Единое слово, два кратких слога, освободили ее, воз-вернули ее к владению своим духом и своей плотью. Она стала собственницей своих чувств, крови, пола. Она владела ими не ради кого-то еще. Она познала веселье, кое пока не спуталось с угрозой для сбитого с толку капитана, что узрел в лице Королевы нечто, отвлекшее его от собственного неизбежного оскопления и вызвавшее совсем иную, недоверчивую улыбку.
– Глори?
Она более не была Альбионом. Равно как справедливостью, милостью и мудростью, а также олицетворением праведности, надеждой и идеалом для своего народа. Она была Глори, Славой. Она была Собой. Она сражалась не из принципа, но ради своего блага за все то, что когда-либо почитала. Ныне она понимала свою всеобщность так же хорошо, как свою единственность, то, что делит она со всеми женщинами, то, что делит она с мужчинами, и то, что свойственно лишь ей одной. В тот момент она прекратила быть воплощением чего бы то ни было, кроме своей отчаявшейся, нерастленной души.
Он, спотыкаясь, пошел назад, запутался в ее темном бархате. Зверь в его глазах на миг съежился, прежде чем, будучи экзорцирован без остатка, сбежать, оставляя Квайра глядеть на нее с благоговением, кое мог расточать отшельник древности пред ликом божества, впервые явленного во всем своем необъятном всемогуществе.
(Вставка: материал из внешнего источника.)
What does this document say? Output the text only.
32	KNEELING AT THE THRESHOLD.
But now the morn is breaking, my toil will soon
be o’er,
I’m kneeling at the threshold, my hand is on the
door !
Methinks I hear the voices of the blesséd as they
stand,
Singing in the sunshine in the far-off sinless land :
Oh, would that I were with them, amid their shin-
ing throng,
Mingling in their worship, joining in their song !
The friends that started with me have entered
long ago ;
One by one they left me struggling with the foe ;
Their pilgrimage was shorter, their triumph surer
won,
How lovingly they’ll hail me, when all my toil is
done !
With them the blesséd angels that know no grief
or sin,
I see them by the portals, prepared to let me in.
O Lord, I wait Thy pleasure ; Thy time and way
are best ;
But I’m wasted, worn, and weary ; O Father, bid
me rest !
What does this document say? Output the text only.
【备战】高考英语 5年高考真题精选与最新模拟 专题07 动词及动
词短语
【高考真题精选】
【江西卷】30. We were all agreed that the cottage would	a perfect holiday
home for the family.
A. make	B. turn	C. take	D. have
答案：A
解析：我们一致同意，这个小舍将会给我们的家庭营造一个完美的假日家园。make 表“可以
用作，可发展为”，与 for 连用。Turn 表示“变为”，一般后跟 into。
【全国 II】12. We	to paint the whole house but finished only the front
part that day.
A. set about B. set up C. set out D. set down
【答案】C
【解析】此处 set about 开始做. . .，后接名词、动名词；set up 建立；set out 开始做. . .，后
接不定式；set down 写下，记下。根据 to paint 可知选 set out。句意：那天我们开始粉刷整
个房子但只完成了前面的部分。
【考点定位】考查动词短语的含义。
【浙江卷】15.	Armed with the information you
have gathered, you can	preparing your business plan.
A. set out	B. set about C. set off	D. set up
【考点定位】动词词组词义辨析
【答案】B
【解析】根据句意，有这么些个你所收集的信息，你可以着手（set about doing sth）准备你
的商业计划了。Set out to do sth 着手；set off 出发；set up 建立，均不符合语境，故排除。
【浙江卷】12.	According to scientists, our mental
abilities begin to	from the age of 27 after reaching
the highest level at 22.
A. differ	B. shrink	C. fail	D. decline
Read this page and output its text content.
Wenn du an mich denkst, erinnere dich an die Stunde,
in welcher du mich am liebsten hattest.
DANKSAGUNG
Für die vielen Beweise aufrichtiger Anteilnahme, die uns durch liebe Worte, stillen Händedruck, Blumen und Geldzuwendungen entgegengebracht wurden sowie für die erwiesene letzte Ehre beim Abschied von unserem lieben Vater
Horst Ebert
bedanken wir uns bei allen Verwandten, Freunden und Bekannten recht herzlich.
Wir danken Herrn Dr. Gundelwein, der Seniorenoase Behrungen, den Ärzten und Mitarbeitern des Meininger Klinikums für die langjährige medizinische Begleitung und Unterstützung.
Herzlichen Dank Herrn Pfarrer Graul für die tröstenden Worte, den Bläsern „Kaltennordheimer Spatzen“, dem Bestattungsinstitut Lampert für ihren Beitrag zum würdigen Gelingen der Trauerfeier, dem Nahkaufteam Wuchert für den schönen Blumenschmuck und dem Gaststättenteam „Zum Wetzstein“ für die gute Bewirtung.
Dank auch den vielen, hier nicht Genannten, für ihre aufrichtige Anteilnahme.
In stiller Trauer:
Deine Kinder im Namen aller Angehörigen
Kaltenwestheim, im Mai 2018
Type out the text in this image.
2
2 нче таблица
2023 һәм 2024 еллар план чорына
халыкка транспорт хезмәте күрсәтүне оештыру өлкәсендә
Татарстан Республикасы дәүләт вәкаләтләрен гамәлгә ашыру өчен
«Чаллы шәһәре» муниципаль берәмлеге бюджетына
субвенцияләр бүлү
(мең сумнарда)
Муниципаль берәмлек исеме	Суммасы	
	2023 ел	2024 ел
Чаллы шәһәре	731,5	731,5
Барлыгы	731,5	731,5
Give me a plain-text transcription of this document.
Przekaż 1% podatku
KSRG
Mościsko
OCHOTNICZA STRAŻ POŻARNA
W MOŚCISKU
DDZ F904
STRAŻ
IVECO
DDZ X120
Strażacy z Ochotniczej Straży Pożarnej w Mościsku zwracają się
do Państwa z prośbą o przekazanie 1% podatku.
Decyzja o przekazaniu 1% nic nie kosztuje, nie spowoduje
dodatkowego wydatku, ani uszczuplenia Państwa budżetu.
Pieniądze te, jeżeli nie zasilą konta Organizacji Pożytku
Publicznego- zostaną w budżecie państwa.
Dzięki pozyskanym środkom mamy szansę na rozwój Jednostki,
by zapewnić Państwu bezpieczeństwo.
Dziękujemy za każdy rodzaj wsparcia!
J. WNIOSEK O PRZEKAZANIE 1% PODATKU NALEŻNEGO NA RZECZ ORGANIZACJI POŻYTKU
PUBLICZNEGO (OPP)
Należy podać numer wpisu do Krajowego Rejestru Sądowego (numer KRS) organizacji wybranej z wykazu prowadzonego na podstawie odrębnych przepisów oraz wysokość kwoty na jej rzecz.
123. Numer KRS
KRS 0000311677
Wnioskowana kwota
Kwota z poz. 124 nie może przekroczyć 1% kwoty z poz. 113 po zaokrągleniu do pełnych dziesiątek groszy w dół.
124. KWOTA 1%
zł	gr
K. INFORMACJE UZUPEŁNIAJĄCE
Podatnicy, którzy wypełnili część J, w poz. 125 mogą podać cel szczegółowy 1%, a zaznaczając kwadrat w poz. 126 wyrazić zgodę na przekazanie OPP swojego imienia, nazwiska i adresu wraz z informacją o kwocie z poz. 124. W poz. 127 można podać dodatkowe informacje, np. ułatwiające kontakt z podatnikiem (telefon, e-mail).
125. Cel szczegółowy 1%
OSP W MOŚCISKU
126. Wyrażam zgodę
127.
Он не мог произнести ни слова.
– Вы не сделаете ничего со мной , капитан Квайр, если я вам не прикажу.
Вследствие чего, рыдая, он ударил коленями каменный пол, более не способен поднять голову, дабы взглянуть на нее, будто ощущал себя недостойным. Он смог задумать ниспровержение сей Королевы, сей страны, однако не в состоянии был допустить мысль уничижить сию женщину. Он склонялся пред единственной властью, кою вообще признавал. Он склонялся пред высшей манифестацией Себя.
И тут, пока он стоял коленопреклоненный, Глориана задохнулась, переполняема новооткрытым чувствованием, высясь над Квайром с кинжалом в длани, будто некая трагедийная отомстительница, и стала дрожать, думая, что трясется весь дворец, что вот-вот проломится крыша. И она возопила, но он еще не смел на нее взглянуть. И она возопила вновь, и столь могуч был глас ее, что он, казалось, распростирал стесняющее его пространство: оседлавшая космос богиня выказывала торжествующее наслаждение.
Глориана содрогалась опять, содрогалась мощно. Никогда не познавала она более чем намек на сей экстаз. Она будто получала компенсацию за всякое испытанное разочарование. Подняв голову, она издала еще один, пуще прежнего, восторженный вопль, что пронзил стены и звоном разнесся по всему дворцу, тревожа вековую пыль, и эхом огласился в каждом дюйме Альбиона. Ныне Глориана познала то единственное, чего всегда жаждала и что всегда ей не давалось. Она востребовала собственную душу, собственную беспременную человечность.
Она восторгалась не Альбионом. Она восторгалась одной лишь собой. Именно она дала отпор власти зверя и поразила ее, а не ее народ, не ее долг. Ее кровь ярилась ласковым жаром. Она сделалась словно бы горнилом, освещающим всю комнату и дворец вкруг нее, и пламя, кое она исторгала, разливалось по коридорам и щелям, навсегда вычищая пятна крови и старые кости, старое лицемерие и ложь.
А она все содрогалась, крича и рыча, как некая эфирная сфера в первые моменты творения. Она погасила Вину, изгнала Кошмар. Она подняла руки, грозя железом, и проревела свое торжество в третий раз, забывая о Квайре, что хныкал у нее в ногах и тонул в раскаянии, кое сдавливало его тяжелей ввиду полнейшей непривычности.
Ее кожа виделась ей ртутью и златом одновременно, как если бы она прошла великий атанор доктора Ди, дабы трансмутировать в идеал не Государства, но естественнейшей женщины, не стесненной требованиями чуждой философии, в человека свободного.